Google Cloud Adds Agent-Level Perimeters For Enterprise AI Workloads
Google Cloud has added VPC Service Controls features for agentic AI, including agent identities in perimeter rules, MCP attribute controls and native protection for Gemini Enterprise Agent Platform instances.

Google Cloud Extends VPC Service Controls To Agents
Google Cloud has added VPC Service Controls capabilities for agentic AI workloads, giving enterprises more granular perimeter controls as autonomous agents connect to tools, datasets and cloud services.
The update treats agent identity as a first-class control point.
Administrators can place agentic identities inside service perimeter ingress and egress rules through standard IAM principals.
A single principal can map to one agent, while a principalSet can apply consistent and auditable access policies across a fleet of agents.
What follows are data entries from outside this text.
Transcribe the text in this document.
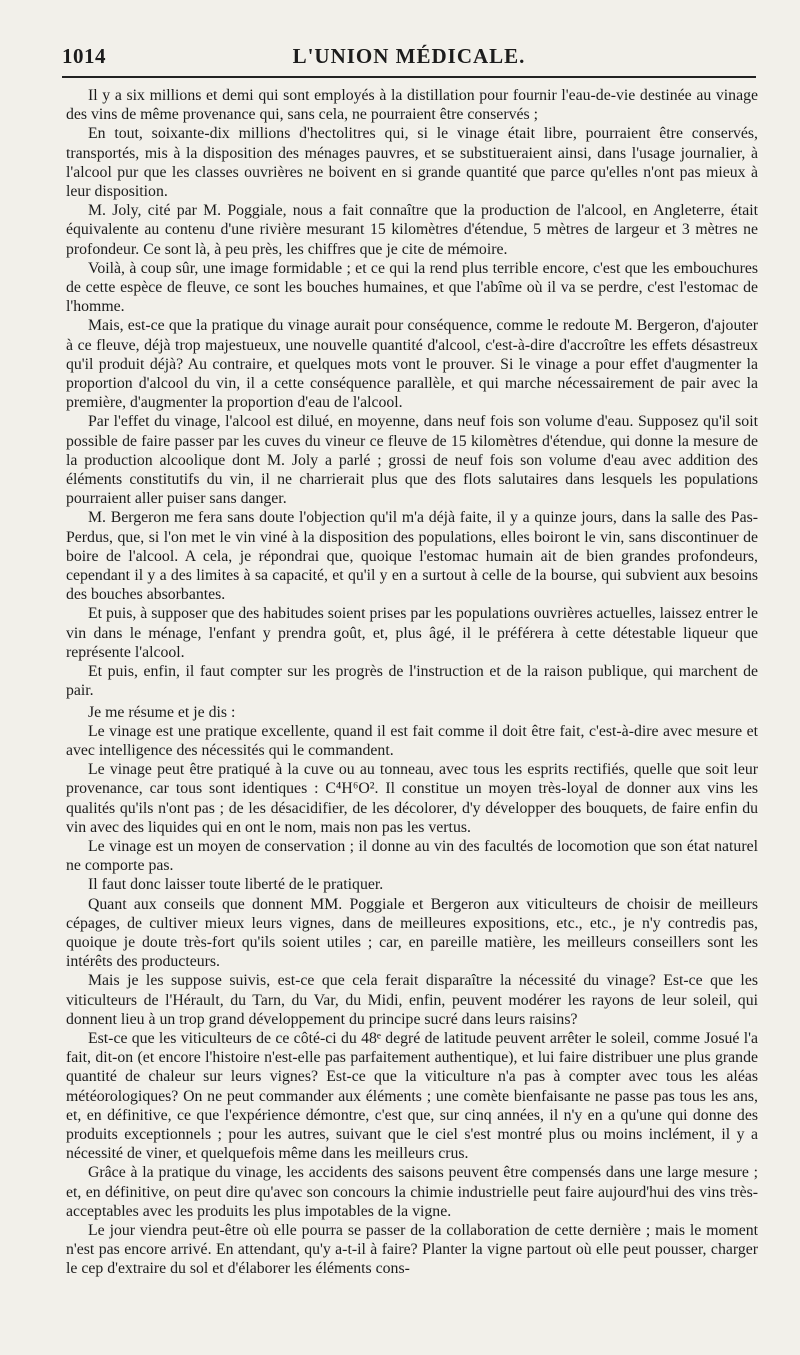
1014	L'UNION MÉDICALE.

Il y a six millions et demi qui sont employés à la distillation pour fournir l'eau-de-vie destinée au vinage des vins de même provenance qui, sans cela, ne pourraient être conservés ;

En tout, soixante-dix millions d'hectolitres qui, si le vinage était libre, pourraient être conservés, transportés, mis à la disposition des ménages pauvres, et se substitueraient ainsi, dans l'usage journalier, à l'alcool pur que les classes ouvrières ne boivent en si grande quantité que parce qu'elles n'ont pas mieux à leur disposition.

M. Joly, cité par M. Poggiale, nous a fait connaître que la production de l'alcool, en Angleterre, était équivalente au contenu d'une rivière mesurant 15 kilomètres d'étendue, 5 mètres de largeur et 3 mètres ne profondeur. Ce sont là, à peu près, les chiffres que je cite de mémoire.

Voilà, à coup sûr, une image formidable ; et ce qui la rend plus terrible encore, c'est que les embouchures de cette espèce de fleuve, ce sont les bouches humaines, et que l'abîme où il va se perdre, c'est l'estomac de l'homme.

Mais, est-ce que la pratique du vinage aurait pour conséquence, comme le redoute M. Bergeron, d'ajouter à ce fleuve, déjà trop majestueux, une nouvelle quantité d'alcool, c'est-à-dire d'accroître les effets désastreux qu'il produit déjà? Au contraire, et quelques mots vont le prouver. Si le vinage a pour effet d'augmenter la proportion d'alcool du vin, il a cette conséquence parallèle, et qui marche nécessairement de pair avec la première, d'augmenter la proportion d'eau de l'alcool.

Par l'effet du vinage, l'alcool est dilué, en moyenne, dans neuf fois son volume d'eau. Supposez qu'il soit possible de faire passer par les cuves du vineur ce fleuve de 15 kilomètres d'étendue, qui donne la mesure de la production alcoolique dont M. Joly a parlé ; grossi de neuf fois son volume d'eau avec addition des éléments constitutifs du vin, il ne charrierait plus que des flots salutaires dans lesquels les populations pourraient aller puiser sans danger.

M. Bergeron me fera sans doute l'objection qu'il m'a déjà faite, il y a quinze jours, dans la salle des Pas-Perdus, que, si l'on met le vin viné à la disposition des populations, elles boiront le vin, sans discontinuer de boire de l'alcool. A cela, je répondrai que, quoique l'estomac humain ait de bien grandes profondeurs, cependant il y a des limites à sa capacité, et qu'il y en a surtout à celle de la bourse, qui subvient aux besoins des bouches absorbantes.

Et puis, à supposer que des habitudes soient prises par les populations ouvrières actuelles, laissez entrer le vin dans le ménage, l'enfant y prendra goût, et, plus âgé, il le préférera à cette détestable liqueur que représente l'alcool.

Et puis, enfin, il faut compter sur les progrès de l'instruction et de la raison publique, qui marchent de pair.

Je me résume et je dis :

Le vinage est une pratique excellente, quand il est fait comme il doit être fait, c'est-à-dire avec mesure et avec intelligence des nécessités qui le commandent.

Le vinage peut être pratiqué à la cuve ou au tonneau, avec tous les esprits rectifiés, quelle que soit leur provenance, car tous sont identiques : C⁴H⁶O². Il constitue un moyen très-loyal de donner aux vins les qualités qu'ils n'ont pas ; de les désacidifier, de les décolorer, d'y développer des bouquets, de faire enfin du vin avec des liquides qui en ont le nom, mais non pas les vertus.

Le vinage est un moyen de conservation ; il donne au vin des facultés de locomotion que son état naturel ne comporte pas.

Il faut donc laisser toute liberté de le pratiquer.

Quant aux conseils que donnent MM. Poggiale et Bergeron aux viticulteurs de choisir de meilleurs cépages, de cultiver mieux leurs vignes, dans de meilleures expositions, etc., etc., je n'y contredis pas, quoique je doute très-fort qu'ils soient utiles ; car, en pareille matière, les meilleurs conseillers sont les intérêts des producteurs.

Mais je les suppose suivis, est-ce que cela ferait disparaître la nécessité du vinage? Est-ce que les viticulteurs de l'Hérault, du Tarn, du Var, du Midi, enfin, peuvent modérer les rayons de leur soleil, qui donnent lieu à un trop grand développement du principe sucré dans leurs raisins?

Est-ce que les viticulteurs de ce côté-ci du 48ᵉ degré de latitude peuvent arrêter le soleil, comme Josué l'a fait, dit-on (et encore l'histoire n'est-elle pas parfaitement authentique), et lui faire distribuer une plus grande quantité de chaleur sur leurs vignes? Est-ce que la viticulture n'a pas à compter avec tous les aléas météorologiques? On ne peut commander aux éléments ; une comète bienfaisante ne passe pas tous les ans, et, en définitive, ce que l'expérience démontre, c'est que, sur cinq années, il n'y en a qu'une qui donne des produits exceptionnels ; pour les autres, suivant que le ciel s'est montré plus ou moins inclément, il y a nécessité de viner, et quelquefois même dans les meilleurs crus.

Grâce à la pratique du vinage, les accidents des saisons peuvent être compensés dans une large mesure ; et, en définitive, on peut dire qu'avec son concours la chimie industrielle peut faire aujourd'hui des vins très-acceptables avec les produits les plus impotables de la vigne.

Le jour viendra peut-être où elle pourra se passer de la collaboration de cette dernière ; mais le moment n'est pas encore arrivé. En attendant, qu'y a-t-il à faire? Planter la vigne partout où elle peut pousser, charger le cep d'extraire du sol et d'élaborer les éléments cons-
Google Cloud says the design lets administrators revoke a compromised agent's access at the network perimeter.
That changes the control model for enterprise AI teams because agent access is no longer governed only by broad service accounts or application-level permissions.
MCP Attributes Narrow Tool Access
The update also brings Model Context Protocol attributes into VPC Service Controls.
Conditional access rules can now use fields such as mcp.toolName, mcp.method and mcp.tool.isReadOnly.
Google Cloud used a Workspace MCP example to explain the boundary.
An organization could grant an agent read access to a Workspace MCP server while denying the ability to send emails.
The example is narrow, but it addresses a common enterprise concern: agents may need to inspect information without gaining permission to trigger actions that move data or contact external parties.
VPC Service Controls is also now natively integrated with the Gemini Enterprise Agent Platform.
When administrators include Agent Platform as a protected service inside a VPC-SC perimeter, public internet access to that Agent Platform instance is blocked without extra configuration overhead.
Perimeters Address Data Movement, Not Just Identity
Google Cloud framed the product update as a layered AI security model.
IAM and Principal Access Boundaries govern who can access resources.
Next-generation network firewalls and VPC Service Controls govern data movement across boundaries.
Organization Policy and other resource controls set broader configuration limits.
The distinction matters for agentic workloads because agents can follow prompts, call tools and trigger cloud operations.
A compromised agent may still hold valid IAM credentials, so an identity check alone may not identify an abnormal action.
The company described three threat scenarios mapped to the OWASP Top 10 for LLM Applications.
In one case, an indirect prompt injection tries to make an agent summarize internal data and send it to an external webhook.
VPC-SC blocks the API-layer transfer when the destination sits outside the defined perimeter.
Enterprise AI Teams Still Need Deployment Discipline
The update gives cloud security teams more precise enforcement around AI agents, but it does not remove the work of defining perimeters, mapping agent identities and deciding which tools should be read-only.
It also does not replace IAM, firewalls or organization policies; Google Cloud positions VPC-SC as the destination-based layer among those controls.
Mercado Libre project lead Juan Pablo Boschi said the company uses VPC Service Controls across hundreds of Google Cloud projects to maintain network-level security controls and keep data protected in its cloud environment.
For CIOs and security teams, the remaining implementation burden is concrete: each production agent needs a mapped identity, a perimeter rule, an MCP tool policy where relevant and a destination boundary that blocks data movement outside approved projects.